Collaboration with well-established and recognized volcano regions, which possess comprehensive sensing data, could provide valuable insights and more precise methods for volcanology. Optical fibre sensing methods offer the potential for acquiring essential data on gas content and composition in seismic activity regions worldwide.
The CESNET2 network in the Czech Republic already applies advanced applications for sensing in the Temelín nuclear power plant, specifically for containment stability measurements. This involves ultra-stable frequency transfers between the National Metrology Institution and the containment sensors. While the project primarily focuses on the stability of the containment itself, it also considers seismic events, including earthquakes.

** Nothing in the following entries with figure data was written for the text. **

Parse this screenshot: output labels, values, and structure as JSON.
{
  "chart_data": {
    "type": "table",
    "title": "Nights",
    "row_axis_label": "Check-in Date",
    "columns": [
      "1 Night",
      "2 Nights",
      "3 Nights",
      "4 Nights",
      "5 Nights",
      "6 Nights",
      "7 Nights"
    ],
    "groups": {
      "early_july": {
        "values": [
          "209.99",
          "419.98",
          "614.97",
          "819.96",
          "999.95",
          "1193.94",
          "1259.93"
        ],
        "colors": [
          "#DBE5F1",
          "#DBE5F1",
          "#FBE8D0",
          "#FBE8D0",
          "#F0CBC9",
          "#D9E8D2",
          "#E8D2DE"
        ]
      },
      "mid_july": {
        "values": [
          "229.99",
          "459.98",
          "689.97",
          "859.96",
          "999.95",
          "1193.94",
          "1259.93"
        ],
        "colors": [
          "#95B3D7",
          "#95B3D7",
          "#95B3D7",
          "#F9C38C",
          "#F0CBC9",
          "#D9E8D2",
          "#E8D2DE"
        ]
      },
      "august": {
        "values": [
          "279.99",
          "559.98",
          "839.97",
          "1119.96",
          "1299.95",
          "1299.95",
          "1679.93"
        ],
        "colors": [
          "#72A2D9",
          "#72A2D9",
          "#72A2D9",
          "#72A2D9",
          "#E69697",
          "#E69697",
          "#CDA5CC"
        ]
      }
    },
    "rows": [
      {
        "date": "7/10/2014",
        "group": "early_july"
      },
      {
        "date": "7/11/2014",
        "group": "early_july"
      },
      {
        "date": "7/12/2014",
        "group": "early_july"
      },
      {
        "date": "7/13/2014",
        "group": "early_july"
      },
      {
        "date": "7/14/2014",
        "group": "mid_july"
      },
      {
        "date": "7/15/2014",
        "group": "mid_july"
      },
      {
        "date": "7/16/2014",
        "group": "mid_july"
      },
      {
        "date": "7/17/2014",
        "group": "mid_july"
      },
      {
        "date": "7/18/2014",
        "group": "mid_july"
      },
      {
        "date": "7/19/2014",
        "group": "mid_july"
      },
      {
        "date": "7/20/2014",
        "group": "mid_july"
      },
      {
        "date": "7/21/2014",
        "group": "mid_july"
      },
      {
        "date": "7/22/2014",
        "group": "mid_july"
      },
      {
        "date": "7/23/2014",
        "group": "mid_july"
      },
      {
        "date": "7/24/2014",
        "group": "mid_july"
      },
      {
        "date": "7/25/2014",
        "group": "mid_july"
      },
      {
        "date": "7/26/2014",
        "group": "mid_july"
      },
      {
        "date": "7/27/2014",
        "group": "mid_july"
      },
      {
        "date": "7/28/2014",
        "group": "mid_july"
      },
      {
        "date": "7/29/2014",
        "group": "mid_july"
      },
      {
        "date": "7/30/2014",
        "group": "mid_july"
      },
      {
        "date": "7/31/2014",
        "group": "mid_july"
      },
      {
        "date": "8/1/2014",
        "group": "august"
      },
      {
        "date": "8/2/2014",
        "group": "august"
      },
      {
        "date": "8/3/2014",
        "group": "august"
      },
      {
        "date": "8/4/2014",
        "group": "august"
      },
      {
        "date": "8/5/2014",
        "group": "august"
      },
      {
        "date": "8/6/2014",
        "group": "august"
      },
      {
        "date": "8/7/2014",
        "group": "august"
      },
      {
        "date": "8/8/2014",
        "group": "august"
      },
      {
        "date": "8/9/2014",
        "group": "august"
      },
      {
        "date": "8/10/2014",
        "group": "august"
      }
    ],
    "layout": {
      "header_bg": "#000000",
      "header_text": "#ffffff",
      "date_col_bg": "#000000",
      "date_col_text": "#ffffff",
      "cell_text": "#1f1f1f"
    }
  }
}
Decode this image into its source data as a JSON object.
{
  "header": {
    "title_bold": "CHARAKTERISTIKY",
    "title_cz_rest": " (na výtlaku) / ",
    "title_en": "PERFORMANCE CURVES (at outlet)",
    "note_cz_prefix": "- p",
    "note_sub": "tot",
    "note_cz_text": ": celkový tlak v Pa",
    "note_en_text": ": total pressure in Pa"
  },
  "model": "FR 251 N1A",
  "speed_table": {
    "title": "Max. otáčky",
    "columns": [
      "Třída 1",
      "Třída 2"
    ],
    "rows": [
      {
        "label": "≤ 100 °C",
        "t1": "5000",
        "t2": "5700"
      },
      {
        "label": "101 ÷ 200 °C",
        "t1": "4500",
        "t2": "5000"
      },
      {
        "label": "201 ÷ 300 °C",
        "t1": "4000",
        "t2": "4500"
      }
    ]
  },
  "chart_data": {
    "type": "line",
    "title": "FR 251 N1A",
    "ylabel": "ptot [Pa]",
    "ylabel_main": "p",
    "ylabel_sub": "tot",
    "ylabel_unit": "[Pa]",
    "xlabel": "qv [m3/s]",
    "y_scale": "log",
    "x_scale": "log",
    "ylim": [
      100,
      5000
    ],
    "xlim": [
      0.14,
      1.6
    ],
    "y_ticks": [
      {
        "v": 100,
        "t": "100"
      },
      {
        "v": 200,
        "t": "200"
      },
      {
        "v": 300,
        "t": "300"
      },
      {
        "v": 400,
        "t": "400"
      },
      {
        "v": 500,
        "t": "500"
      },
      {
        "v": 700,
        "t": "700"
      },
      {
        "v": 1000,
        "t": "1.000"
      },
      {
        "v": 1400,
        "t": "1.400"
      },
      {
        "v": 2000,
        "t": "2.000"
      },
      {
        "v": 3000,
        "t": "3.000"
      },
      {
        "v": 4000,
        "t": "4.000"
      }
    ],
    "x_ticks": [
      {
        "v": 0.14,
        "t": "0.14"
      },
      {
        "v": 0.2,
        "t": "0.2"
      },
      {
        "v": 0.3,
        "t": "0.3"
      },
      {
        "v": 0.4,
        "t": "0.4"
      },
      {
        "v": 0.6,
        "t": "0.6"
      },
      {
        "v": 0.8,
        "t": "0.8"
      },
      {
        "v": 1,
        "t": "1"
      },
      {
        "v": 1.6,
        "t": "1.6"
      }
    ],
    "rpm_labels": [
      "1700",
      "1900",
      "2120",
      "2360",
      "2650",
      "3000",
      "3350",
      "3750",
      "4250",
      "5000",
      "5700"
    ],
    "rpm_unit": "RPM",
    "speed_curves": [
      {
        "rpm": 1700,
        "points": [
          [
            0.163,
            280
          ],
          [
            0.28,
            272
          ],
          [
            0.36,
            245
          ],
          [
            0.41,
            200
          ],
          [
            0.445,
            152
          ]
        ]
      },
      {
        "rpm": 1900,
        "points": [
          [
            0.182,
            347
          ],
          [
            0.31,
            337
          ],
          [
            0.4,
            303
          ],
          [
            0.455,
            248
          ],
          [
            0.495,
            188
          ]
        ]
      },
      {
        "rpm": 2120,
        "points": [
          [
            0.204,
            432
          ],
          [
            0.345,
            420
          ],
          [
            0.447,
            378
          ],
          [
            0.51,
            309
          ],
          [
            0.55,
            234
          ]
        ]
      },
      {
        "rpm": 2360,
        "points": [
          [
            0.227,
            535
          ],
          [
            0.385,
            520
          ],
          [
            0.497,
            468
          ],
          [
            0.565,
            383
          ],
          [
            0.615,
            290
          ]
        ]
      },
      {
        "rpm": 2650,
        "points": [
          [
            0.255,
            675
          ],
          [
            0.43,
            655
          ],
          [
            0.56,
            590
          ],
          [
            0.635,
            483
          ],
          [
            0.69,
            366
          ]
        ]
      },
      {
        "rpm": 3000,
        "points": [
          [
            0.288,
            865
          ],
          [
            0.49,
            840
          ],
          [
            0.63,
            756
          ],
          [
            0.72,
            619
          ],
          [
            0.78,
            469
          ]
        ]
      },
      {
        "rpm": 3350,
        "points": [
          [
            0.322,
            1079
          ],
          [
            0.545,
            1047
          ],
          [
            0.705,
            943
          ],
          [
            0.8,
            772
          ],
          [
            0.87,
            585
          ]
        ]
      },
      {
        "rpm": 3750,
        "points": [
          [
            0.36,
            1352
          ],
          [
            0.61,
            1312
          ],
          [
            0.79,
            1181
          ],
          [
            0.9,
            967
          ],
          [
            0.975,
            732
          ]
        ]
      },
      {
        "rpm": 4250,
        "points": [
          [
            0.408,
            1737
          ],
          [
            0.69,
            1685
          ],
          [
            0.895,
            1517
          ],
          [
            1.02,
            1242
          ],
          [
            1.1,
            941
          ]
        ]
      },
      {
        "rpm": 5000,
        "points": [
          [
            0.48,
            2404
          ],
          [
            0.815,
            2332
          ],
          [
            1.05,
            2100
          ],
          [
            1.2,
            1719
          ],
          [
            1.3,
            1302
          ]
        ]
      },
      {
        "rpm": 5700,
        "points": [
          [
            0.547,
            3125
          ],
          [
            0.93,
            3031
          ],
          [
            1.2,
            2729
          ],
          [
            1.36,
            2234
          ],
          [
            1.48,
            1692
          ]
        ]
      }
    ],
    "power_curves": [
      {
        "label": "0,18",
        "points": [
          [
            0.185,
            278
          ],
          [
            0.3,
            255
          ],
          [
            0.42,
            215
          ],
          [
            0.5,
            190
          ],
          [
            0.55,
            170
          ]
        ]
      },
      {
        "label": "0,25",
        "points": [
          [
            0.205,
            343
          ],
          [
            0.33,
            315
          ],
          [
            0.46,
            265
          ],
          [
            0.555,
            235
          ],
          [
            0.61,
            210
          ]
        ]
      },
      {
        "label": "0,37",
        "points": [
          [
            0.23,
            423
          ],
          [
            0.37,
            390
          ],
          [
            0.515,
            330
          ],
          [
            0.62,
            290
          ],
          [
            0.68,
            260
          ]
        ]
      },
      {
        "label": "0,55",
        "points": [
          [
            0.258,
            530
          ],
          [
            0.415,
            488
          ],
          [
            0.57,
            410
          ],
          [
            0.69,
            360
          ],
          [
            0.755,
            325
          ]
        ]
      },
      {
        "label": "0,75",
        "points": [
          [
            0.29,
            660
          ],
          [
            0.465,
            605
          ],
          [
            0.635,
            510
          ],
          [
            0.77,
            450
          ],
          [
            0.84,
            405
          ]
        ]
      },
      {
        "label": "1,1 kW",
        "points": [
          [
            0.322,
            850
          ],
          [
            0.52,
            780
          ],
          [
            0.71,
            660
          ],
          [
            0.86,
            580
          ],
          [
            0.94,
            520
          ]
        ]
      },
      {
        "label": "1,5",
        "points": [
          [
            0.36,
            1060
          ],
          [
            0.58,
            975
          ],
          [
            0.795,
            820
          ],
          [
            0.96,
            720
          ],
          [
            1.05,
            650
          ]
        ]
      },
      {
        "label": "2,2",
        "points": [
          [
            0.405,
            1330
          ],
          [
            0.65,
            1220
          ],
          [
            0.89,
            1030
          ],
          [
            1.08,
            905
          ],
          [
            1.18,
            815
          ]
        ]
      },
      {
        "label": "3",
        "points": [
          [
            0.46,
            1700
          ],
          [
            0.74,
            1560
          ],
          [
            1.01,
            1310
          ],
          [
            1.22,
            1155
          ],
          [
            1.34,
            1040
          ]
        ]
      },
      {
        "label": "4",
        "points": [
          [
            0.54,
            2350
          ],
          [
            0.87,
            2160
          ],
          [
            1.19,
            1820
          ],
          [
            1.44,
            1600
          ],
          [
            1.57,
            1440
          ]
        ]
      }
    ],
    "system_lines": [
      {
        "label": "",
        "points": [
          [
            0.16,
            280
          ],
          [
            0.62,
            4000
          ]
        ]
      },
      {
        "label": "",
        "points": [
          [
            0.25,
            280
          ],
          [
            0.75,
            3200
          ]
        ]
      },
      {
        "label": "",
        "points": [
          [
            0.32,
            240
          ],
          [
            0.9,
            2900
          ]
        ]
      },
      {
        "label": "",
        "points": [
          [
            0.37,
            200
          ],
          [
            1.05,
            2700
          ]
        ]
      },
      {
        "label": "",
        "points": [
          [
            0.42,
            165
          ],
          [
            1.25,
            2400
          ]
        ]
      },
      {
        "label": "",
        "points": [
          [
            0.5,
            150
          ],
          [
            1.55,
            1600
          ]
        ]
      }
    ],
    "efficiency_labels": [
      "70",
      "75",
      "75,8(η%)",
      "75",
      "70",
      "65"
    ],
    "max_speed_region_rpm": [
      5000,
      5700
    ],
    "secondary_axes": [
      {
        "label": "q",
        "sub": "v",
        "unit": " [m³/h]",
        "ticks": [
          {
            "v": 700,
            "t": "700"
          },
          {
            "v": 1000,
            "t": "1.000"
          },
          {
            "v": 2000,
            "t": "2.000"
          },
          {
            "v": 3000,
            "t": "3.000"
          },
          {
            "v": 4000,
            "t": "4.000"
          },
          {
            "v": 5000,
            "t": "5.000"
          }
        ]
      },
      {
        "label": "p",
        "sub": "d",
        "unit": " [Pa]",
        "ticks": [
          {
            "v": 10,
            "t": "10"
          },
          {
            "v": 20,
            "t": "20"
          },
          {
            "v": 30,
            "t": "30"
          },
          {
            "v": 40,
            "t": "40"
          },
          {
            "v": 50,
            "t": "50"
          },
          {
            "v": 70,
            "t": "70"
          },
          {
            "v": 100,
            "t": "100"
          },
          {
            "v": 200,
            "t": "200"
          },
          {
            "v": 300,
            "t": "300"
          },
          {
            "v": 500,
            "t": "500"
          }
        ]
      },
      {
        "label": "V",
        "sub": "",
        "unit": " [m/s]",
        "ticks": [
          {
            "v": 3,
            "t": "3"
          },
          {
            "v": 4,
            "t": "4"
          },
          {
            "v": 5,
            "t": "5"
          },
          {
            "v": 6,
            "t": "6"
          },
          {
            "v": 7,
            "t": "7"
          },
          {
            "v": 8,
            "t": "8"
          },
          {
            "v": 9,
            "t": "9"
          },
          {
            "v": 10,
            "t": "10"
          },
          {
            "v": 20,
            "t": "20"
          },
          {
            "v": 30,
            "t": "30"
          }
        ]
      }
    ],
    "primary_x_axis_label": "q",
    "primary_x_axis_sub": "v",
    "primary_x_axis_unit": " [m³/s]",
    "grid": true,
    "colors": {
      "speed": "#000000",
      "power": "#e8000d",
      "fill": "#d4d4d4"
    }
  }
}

To compare the situation during the eruption events of the HTHH submarine volcano, we examined seismic activity on the other side of the Earth, specifically in central Europe, where our locality is situated. Figure 9 demonstrates a seismograph recording an earthquake activity with a magnitude of 2.8 at 02:54:47 UTC on January 15th, 2022, near the Aschach area, northwest of Linz. This earthquake activity was also monitored for the safety of the nearby Temelín nuclear power plant. Although these seismic activities generally have ”low” magnitudes, they tend to be long-lasting and occur throughout the year. CESNET, as the Czech NREN (National Research and Education Network) provider, actively engages with advanced technologies to achieve more precise measurements and is open to further collaboration within the field.